At least 100 000 people escaped to Uzbekistan within a few days from the southern area which was affected by the fighting. Now fear rules, because criminal gangs are operating everywhere and are very active. The government has imposed martial law. The only traffic on the road was Kyrgyz. There is a lack of food, although today we managed to buy some bread after queuing for a long time. The electricity is back on , but no gas yet. From our handful of parishioners, both in Jalalabad and in Osh, fortunately no-one (Kyrgyz or Uzbek) has suffered physically. As soon as the telephones worked we called them all the parishioners to check that they were well. They counted 50 mortalities at the hospital, but many casualties were taken from the streets without counting them. There are hundreds of injured people in an overcrowded hospital.

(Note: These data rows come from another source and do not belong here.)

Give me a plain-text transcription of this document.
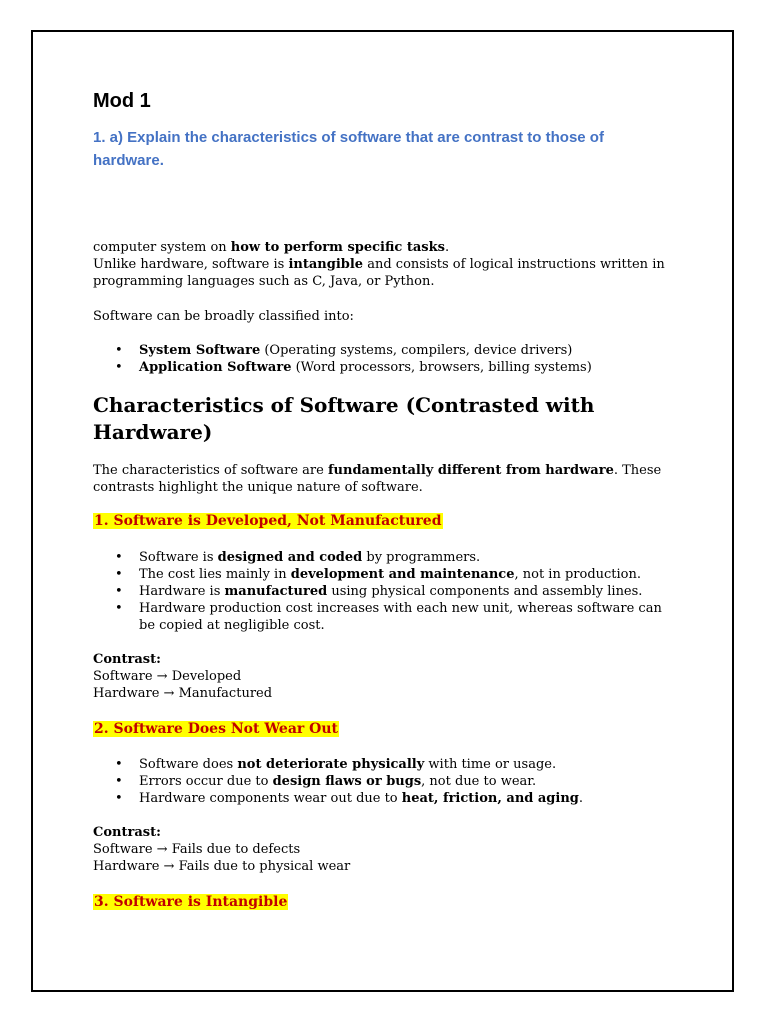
Mod 1
1. a) Explain the characteristics of software that are contrast to those of hardware.

computer system on how to perform specific tasks.

Unlike hardware, software is intangible and consists of logical instructions written in programming languages such as C, Java, or Python.

Software can be broadly classified into:

• System Software (Operating systems, compilers, device drivers)
• Application Software (Word processors, browsers, billing systems)
Characteristics of Software (Contrasted with Hardware)

The characteristics of software are fundamentally different from hardware. These contrasts highlight the unique nature of software.

1. Software is Developed, Not Manufactured
• Software is designed and coded by programmers.
• The cost lies mainly in development and maintenance, not in production.
• Hardware is manufactured using physical components and assembly lines.
• Hardware production cost increases with each new unit, whereas software can be copied at negligible cost.

Contrast:

Software → Developed

Hardware → Manufactured

2. Software Does Not Wear Out
• Software does not deteriorate physically with time or usage.
• Errors occur due to design flaws or bugs, not due to wear.
• Hardware components wear out due to heat, friction, and aging.

Contrast:

Software → Fails due to defects

Hardware → Fails due to physical wear

3. Software is Intangible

In Osh, there may even be up to 1000 dead, but the figures are all inaccurate. 100s of injured people are in the hospital. I’m in Jalalabad with Brother Vova, and today we’ve managed to buy (from the undamaged Kyrgyz shops) oil, flour and potatoes. We have started to provide aid to the needy. Tomorrow we want to coordinate our meagre offerings with the town people. And we hope that a representative of Caritas will be arriving soon (he is in Islamabad at the moment) We will get some aid from Germany, we’re hoping it will be on a larger scale. From the start of the conflicts in Jalalabad (and this was by far the worst of the three waves) many friends remember us and we thank you for your emails and conversations and also all those people who are praying for us. Brother Damian is in the north of Kyrgyzstan at the moment, carrying on with the Issy-Kul project (building the Spirituality Centre) . At the moment there are some Slovenian volunteers helping him with the building work. We probably won’t be able to go to the Jesuit meeting in Novosibirisk, because we doubt we can travel at the moment, I don’t have a visa at the moment and I would have to travel to Bishkek to the Russian Consulate. I really do need to stay here with our parishioners.

The immediate needs for funds will be to provide basic aid items such as food, baby food, toiletries, medical supplies & bandages for the wounded in hospital.

Longer term we wish to continue with our focus on encouraging the young people to participate in the church through summer camps and other youth activities.